The generated scenario app initializes ReplayLab once before importing and constructing CrewAI objects, keeps normal CrewAI tool registration, and lets CrewAI call the tool:

import os
from pathlib import Path

os.environ.setdefault("CREWAI_TRACING_ENABLED", "false")
os.environ.setdefault("OTEL_SDK_DISABLED", "true")

import replaylab
from replaylab import CapturePayloadPolicy

handle = replaylab.init(
    project_name="crewai-tool-local",
    auto_patch_integrations=("openai", "httpx", "crewai"),
    capture_payload_policy=CapturePayloadPolicy.FULL,
)

from crewai import Agent, Crew, LLM, Task
from crewai.tools import tool


@tool("lookup_customer")
def lookup_customer(customer_id: str) -> str:
    """Return deterministic customer context for the supplied customer ID."""
    return f"customer={customer_id};tier=standard"


def run_crew(provider_base_url: str) -> str:
    """Run one normal CrewAI tool call loop through OpenAI Chat Completions."""
    llm = LLM(
        model="openai/gpt-5-mini",
        api_key=os.environ.get("OPENAI_API_KEY", "scenario-api-key"),
        base_url=f"{provider_base_url}/v1",
        temperature=0,
    )
    agent = Agent(
        role="Support triage",
        goal="Classify customer support priority.",
        backstory="Triage assistant.",
        tools=[lookup_customer],
        llm=llm,
        max_iter=3,
        verbose=False,
    )
    task = Task(
        description="Look up customer cus_123 and classify priority.",
        expected_output="A terse triage label.",
        agent=agent,
    )
    crew = Crew(agents=[agent], tasks=[task], verbose=False)
    return str(crew.kickoff())


with handle.capture("crewai_tool_agent"):
    print(run_crew(Path("openai_url.txt").read_text(encoding="utf-8").strip()))

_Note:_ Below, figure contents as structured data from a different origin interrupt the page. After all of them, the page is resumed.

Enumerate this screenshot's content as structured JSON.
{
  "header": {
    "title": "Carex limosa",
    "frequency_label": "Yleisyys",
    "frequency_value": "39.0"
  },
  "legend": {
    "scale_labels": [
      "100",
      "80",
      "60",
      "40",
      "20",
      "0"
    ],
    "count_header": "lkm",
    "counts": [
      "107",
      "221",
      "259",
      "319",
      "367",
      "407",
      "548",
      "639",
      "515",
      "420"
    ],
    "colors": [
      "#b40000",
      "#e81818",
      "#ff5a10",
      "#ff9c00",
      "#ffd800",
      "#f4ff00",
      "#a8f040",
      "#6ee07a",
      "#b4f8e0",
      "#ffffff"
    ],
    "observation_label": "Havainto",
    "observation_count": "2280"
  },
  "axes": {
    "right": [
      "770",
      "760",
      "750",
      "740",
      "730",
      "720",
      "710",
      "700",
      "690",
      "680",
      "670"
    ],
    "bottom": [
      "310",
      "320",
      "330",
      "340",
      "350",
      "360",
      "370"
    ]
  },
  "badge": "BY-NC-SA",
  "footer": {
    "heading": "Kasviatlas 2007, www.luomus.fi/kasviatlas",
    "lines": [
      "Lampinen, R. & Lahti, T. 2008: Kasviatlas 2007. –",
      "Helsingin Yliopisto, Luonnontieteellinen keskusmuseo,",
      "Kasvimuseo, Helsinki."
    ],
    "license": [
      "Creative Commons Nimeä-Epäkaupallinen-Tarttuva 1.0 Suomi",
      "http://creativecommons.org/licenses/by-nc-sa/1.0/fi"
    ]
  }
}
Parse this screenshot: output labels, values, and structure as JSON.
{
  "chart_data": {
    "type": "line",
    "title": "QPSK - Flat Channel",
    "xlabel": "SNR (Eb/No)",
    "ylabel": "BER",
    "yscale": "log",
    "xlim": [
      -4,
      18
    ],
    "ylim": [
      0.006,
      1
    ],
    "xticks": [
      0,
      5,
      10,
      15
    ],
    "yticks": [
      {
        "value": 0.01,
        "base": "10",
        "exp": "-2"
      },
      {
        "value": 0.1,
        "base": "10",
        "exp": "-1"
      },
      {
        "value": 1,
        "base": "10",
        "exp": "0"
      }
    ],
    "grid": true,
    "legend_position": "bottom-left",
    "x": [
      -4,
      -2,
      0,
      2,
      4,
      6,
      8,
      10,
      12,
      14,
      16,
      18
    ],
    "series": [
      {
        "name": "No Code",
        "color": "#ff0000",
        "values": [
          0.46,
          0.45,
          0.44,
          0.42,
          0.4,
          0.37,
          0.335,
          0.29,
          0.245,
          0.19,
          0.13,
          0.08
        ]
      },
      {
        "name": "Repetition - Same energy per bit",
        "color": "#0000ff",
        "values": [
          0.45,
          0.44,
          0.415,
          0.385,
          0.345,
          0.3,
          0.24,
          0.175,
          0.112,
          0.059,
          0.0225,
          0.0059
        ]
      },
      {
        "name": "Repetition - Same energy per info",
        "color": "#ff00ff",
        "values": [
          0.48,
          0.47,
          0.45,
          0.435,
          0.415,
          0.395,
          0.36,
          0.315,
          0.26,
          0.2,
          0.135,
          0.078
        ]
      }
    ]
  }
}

Provider clients and framework objects should be constructed after replaylab.init(...) so OpenAI, HTTPX, and CrewAI dispatch hooks are installed. The tool function itself does not use ReplayLab decorators; the framework dispatch hook supplies execution-tool evidence.

What ReplayLab Captures

The scenario expects two OpenAI Chat Completions boundaries and one execution-tool boundary:

1. provider=openai resource=openai.chat.completions
2. provider=execution_tool resource=lookup_customer source=crewai_framework
3. provider=openai resource=openai.chat.completions

The execution-tool evidence includes the tool name, callable module and qualified name, safe app-relative source path and line when available, timestamps, duration, success/failure status, and argument names only. It does not record argument values, return values, prompt text, result bodies, CrewAI task text, provider payload bodies, headers, locals, source text, environment values, or absolute paths.

Replay mode verifies the execution-tool boundary and still runs the callable normally. ReplayLab does not serve fake tool results.

Prebuilt Tools

Prebuilt crewai_tools integrations often wrap external systems such as browsers, search APIs, file systems, or hosted services. ReplayLab treats those conservatively. If it cannot resolve an app-root callable, it may show limited framework evidence for review, but that evidence does not count as exact local Python callable control for safe workflow readiness.

Use replaylab.trace_tool(...) as the explicit fallback for unsupported CrewAI paths, unsupported frameworks, or naked provider SDK tool loops.